O procurador do distrito de Manhattan, Cyrus R. Vance, Jr., quer consultar as declarações fiscais de Trump enquanto pessoa e da organização empresarial homónima, mas pouco divulgou sobre os seus motivos, além de que parte da investigação está relacionada com pagamentos feitos a várias mulheres para comprar o seu silêncio sobre relações com Trump.

Nos argumentos entregues ao tribunal, os advogados de Vance afirmaram que os argumentos de Trump que consideravam a intimação demasiado geral partiam da “premissa falsa” que a investigação estava limitada àqueles pagamentos.

“Este tribunal já está ciente que esta asserção está fatalmente atingida pela informação não contestada existente no domínio público”, escreveram.

Acrescentaram também que a informação pública demonstra que na altura em que a intimação foi emitida “havia alegações públicas sobre possível actividade criminosa na Organização Trump, baseada no condado de Nova Iorque, há mais de uma década”.

Os advogados acentuaram ainda que “estas alegações descrevem transacções envolvendo indivíduos e representantes empresariais baseados no condado de Nova Iorque, mas com uma conduta que vai além das fronteiras de Nova Iorque”.

O juiz Victor Marrero foi assim instado a rejeitar os argumentos de Trump, com os advogados do procurador a considerarem que as suas argumentações infundadas visavam comprometer a investigação.

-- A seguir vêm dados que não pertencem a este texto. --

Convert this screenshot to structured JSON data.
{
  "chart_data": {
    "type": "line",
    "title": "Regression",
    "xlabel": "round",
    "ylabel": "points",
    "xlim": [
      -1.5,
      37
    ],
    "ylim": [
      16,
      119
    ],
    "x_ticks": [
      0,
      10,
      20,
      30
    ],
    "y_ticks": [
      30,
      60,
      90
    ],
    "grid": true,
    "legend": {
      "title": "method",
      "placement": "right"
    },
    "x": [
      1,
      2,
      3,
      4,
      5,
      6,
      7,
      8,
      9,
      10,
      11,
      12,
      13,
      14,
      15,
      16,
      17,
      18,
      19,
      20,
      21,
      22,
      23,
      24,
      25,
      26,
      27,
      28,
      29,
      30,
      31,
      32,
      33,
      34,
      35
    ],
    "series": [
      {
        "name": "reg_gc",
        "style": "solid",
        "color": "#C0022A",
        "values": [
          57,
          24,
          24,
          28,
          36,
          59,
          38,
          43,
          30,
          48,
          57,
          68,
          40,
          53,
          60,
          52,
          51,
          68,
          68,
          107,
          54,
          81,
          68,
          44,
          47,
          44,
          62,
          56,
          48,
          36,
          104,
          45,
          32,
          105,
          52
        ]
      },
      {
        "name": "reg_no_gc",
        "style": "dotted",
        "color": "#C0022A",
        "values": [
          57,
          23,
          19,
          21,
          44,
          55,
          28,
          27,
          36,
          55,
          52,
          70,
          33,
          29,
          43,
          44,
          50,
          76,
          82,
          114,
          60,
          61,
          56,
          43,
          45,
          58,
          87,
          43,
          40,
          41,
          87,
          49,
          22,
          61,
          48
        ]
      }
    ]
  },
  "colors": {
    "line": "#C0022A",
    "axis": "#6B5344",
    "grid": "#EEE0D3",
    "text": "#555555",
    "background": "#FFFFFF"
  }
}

Marrero, que já decidiu contra Trump no ano passado, tinha exigido que as partes lhe apresentassem os seus argumentos até meados de agosto.

“Todo o dia que passa é mais um dia que (Trump) consegue de facto a ‘imunidade absoluta temporária’ que já foi rejeitada por este Tribunal, pelo tribunal de Recurso e pelo Supremo Tribunal”, consideraram os advogados da Procuradoria.

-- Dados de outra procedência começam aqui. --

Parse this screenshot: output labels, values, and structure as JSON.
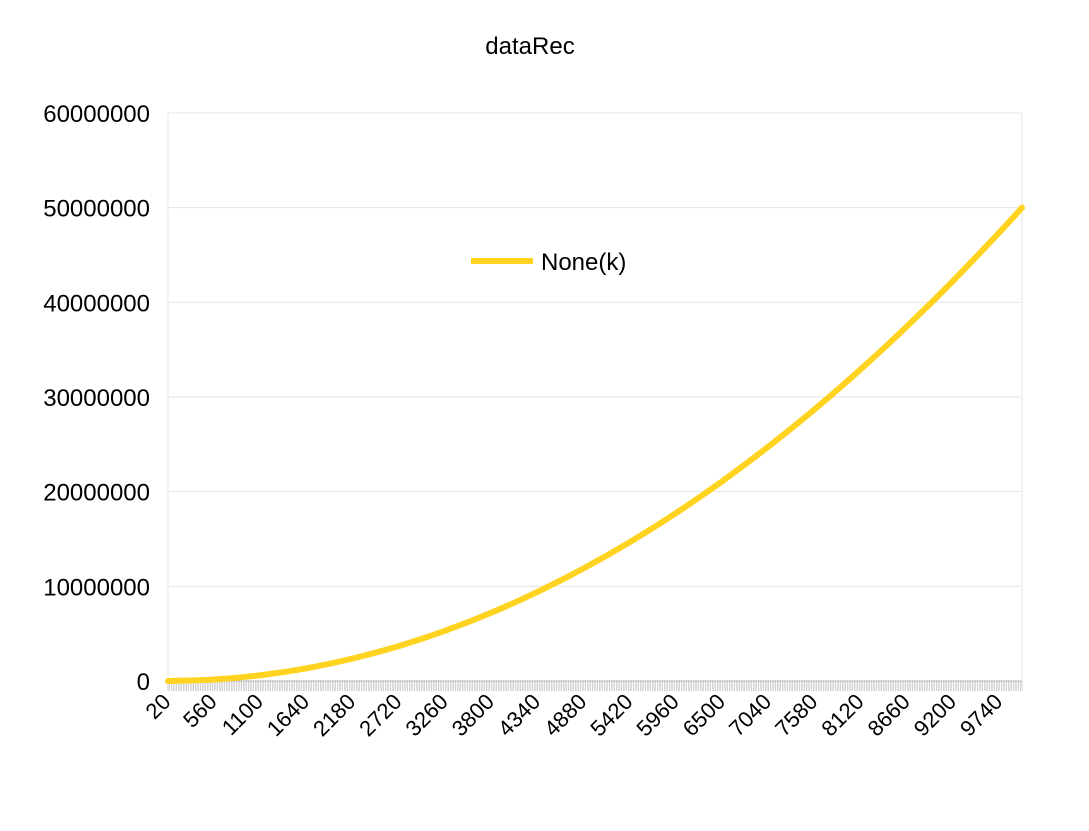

“Todo o dia que passa aumentam a possibilidade de perda de provas ou da expiração de prazos – a preocupação específica mencionada pelo Supremo Tribunal quando rejeitou a consideração de que Trump estava acima da lei”.

O Supremo Tribunal rejeitou em julho a consideração dos advogados de Trump de que este não podia ser investigado criminalmente enquanto estivesse no cargo.

Vance já disse que os registos fiscais são parte da prova do que fez o então advogado pessoal de Trump, Michael Cohen, durante as eleições presidenciais de 2016 nos EUA, para obter o silêncio da atriz porno Stormy Daniels e do modelo Karen McDougal sobre casos extra maritais com Trump. Casos estes cuja existência Trump negou.